Quem deve decidir entre fazer ou não fazer o
aborto?
Em
primeiro lugar, os interessados.
Nas matérias de moral sexual, critica-se
muito a Igreja por se intrometer na vida privada. O que pensa disso?
Em
geral, é verdade que a Igreja está demasiado presente nas questões da
sexualidade e seria melhor que estivesse mais no terreno da justiça. Penso que
o papel dos responsáveis da Igreja é, talvez, esclarecer, as consciências das
pessoas, de esclarecer um pouco as suas decisões.
A homossexualidade não é aceite pela
Igreja...
Há
pessoas que são homossexuais. Existem e sofrem de discriminação – na família,
no trabalho, na religião. Isso deve interrogar a Igreja, para que não os
excluamos. Já há muitos excluídos na sociedade, é preciso que a Igreja não faça
o mesmo. Eu sempre defendi para que essas pessoas sejam acolhidas na Igreja,
sejam escutadas na Igreja, que tenham também o seu lugar na Igreja.

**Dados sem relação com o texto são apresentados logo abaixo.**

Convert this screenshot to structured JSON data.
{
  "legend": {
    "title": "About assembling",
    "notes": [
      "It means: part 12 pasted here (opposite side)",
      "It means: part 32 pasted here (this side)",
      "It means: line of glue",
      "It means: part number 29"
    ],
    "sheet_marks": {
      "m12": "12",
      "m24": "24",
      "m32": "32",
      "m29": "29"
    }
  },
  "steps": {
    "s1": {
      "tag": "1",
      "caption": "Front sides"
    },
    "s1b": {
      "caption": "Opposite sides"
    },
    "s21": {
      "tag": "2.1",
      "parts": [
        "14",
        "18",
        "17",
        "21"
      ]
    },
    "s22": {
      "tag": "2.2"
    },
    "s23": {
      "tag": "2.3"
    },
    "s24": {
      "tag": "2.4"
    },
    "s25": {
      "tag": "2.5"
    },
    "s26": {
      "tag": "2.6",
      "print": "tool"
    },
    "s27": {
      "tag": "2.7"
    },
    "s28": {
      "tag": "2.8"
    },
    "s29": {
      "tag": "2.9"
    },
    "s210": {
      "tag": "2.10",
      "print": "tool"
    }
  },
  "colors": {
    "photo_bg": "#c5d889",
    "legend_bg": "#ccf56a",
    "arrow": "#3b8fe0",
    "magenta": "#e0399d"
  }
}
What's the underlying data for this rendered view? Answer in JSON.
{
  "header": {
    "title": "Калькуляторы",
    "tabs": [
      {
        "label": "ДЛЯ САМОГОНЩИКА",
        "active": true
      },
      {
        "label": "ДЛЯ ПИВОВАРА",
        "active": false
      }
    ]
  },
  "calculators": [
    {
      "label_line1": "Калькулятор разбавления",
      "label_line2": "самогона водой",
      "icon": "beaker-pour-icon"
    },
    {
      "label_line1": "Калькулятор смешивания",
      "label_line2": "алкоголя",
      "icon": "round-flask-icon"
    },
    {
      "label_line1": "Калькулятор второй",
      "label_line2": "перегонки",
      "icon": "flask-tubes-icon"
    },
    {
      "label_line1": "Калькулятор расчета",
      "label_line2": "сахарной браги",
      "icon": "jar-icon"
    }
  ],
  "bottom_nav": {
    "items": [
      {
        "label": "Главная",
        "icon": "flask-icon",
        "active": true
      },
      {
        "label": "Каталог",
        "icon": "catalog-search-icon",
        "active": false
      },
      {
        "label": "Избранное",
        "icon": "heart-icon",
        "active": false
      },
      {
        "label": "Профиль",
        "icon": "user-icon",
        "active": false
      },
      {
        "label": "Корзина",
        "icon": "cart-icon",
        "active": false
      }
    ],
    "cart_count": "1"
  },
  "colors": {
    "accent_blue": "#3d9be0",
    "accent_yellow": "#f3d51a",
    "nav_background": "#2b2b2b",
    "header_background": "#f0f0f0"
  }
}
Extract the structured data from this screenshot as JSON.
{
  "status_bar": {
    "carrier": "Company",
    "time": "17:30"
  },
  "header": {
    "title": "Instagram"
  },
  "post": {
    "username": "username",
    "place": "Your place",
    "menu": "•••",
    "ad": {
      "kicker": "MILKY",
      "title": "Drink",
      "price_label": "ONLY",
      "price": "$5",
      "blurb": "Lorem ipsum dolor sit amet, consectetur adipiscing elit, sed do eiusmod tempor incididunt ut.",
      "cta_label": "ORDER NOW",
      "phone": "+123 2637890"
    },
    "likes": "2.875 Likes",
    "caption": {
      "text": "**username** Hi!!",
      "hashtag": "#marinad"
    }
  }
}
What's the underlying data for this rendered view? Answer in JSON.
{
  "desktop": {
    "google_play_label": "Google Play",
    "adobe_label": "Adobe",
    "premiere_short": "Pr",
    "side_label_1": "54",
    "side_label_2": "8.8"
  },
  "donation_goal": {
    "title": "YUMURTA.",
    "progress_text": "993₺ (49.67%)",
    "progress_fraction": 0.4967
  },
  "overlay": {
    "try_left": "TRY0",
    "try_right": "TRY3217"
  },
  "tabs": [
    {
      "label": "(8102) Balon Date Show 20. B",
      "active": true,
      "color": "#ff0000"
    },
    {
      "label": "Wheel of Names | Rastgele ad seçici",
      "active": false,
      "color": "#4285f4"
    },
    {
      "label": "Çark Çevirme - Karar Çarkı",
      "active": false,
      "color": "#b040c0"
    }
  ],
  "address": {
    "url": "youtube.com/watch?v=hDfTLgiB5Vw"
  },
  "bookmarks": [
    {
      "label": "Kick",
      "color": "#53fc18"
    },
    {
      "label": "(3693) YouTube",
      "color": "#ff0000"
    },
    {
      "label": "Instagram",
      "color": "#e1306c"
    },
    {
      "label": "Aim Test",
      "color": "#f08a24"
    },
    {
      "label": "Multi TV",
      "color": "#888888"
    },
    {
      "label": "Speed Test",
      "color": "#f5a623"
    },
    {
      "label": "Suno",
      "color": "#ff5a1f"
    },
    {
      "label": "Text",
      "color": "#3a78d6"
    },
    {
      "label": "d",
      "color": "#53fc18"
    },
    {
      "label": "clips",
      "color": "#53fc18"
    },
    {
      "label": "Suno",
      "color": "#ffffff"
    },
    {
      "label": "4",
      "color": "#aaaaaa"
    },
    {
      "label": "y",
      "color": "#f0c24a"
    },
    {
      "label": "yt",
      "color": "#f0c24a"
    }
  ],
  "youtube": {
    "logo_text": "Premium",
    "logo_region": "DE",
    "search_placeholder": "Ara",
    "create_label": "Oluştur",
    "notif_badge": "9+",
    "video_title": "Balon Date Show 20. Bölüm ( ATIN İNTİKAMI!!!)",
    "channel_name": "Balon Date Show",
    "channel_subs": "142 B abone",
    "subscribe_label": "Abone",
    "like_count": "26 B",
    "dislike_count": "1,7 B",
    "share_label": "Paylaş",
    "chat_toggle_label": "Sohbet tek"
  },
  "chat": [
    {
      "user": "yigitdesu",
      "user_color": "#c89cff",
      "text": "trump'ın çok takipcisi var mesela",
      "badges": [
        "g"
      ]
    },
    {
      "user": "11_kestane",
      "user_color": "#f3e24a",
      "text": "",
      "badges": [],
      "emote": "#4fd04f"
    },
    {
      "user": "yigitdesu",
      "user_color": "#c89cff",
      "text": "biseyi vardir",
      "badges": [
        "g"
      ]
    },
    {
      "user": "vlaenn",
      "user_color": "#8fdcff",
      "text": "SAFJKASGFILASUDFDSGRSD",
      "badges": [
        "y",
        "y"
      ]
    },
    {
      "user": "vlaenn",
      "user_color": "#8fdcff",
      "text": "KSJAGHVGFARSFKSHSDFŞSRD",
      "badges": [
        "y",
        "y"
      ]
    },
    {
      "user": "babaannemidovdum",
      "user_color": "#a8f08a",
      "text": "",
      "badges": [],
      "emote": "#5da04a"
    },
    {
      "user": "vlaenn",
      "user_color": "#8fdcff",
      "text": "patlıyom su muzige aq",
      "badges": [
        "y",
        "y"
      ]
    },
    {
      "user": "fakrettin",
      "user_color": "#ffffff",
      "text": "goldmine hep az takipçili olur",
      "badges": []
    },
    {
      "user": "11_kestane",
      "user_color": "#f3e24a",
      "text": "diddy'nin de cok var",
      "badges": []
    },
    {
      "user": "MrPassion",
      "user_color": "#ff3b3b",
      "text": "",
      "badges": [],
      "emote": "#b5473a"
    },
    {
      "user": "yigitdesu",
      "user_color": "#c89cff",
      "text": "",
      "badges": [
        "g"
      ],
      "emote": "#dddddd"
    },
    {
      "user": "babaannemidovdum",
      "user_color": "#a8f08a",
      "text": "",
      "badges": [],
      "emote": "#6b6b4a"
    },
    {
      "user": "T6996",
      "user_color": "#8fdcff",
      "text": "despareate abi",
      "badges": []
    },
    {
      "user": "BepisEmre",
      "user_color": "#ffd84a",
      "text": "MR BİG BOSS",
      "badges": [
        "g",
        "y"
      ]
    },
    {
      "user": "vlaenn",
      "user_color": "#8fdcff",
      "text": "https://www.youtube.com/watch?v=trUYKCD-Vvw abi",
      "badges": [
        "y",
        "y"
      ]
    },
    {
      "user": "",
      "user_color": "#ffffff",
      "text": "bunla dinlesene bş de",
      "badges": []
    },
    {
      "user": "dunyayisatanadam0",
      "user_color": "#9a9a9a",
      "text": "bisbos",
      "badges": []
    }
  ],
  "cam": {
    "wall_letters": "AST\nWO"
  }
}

Alguma vez presidiria a um casamento de
homossexuais?
Nunca.
Penso que é lamentável que se utilize a palavra “casamento” para os
homossexuais. Casamento tem por base um homem e uma mulher, é o casamento da
diferença, não é preciso utilizar este termo em relação aos homossexuais. Isso
não é favorável nem a uns nem a outros.
No Catecismo da Igreja reafirma-se o
acolhimento às pessoas, aos homossexuais, mas condena-se o acto. O que pensa
disso?
Tento
nunca julgar as pessoas, temos o dever de as acolher. E se não as acolhemos,
não podemos reclamar-nos do evangelho. É preciso compreender o sofrimento, as
suas dificuldades. É preciso que essas pessoas possam viver e, também na
Igreja, ter responsabilidades. Dizer que alguém é homossexual é eximir-se a
responsabilidades.
Na história, a Igreja defendeu a guerra
justa. Há alguma guerra justa?
Não
posso juntar a palavra ‘justa’ à palavra ‘guerra’, não é possível. Para mim é
aplaudir o fogo. Portanto, não falaria de guerra justa, e sempre estive contra
a guerra...
Defende a não-violência...
Absolutamente.
Foi durante a guerra da Argélia que descobri a não-violência. Tornei-me um
militante não-violento.
A não-violência é um princípio ainda
praticável ou trata-se de uma utopia que acabou com Gandhi e Luther King?
A
não-violência não é alternativa à violência, que tudo regulamenta. A
não-violência é uma opção, não se decreta. É uma atitude, é um espírito, é
preciso que a maior parte possível das pessoas seja não-violenta, para que se
possa oferecer resistência. Dito isto, existem na sociedade estruturas de
violência que fazem com que estruturas injustas suscitem reacções de violência.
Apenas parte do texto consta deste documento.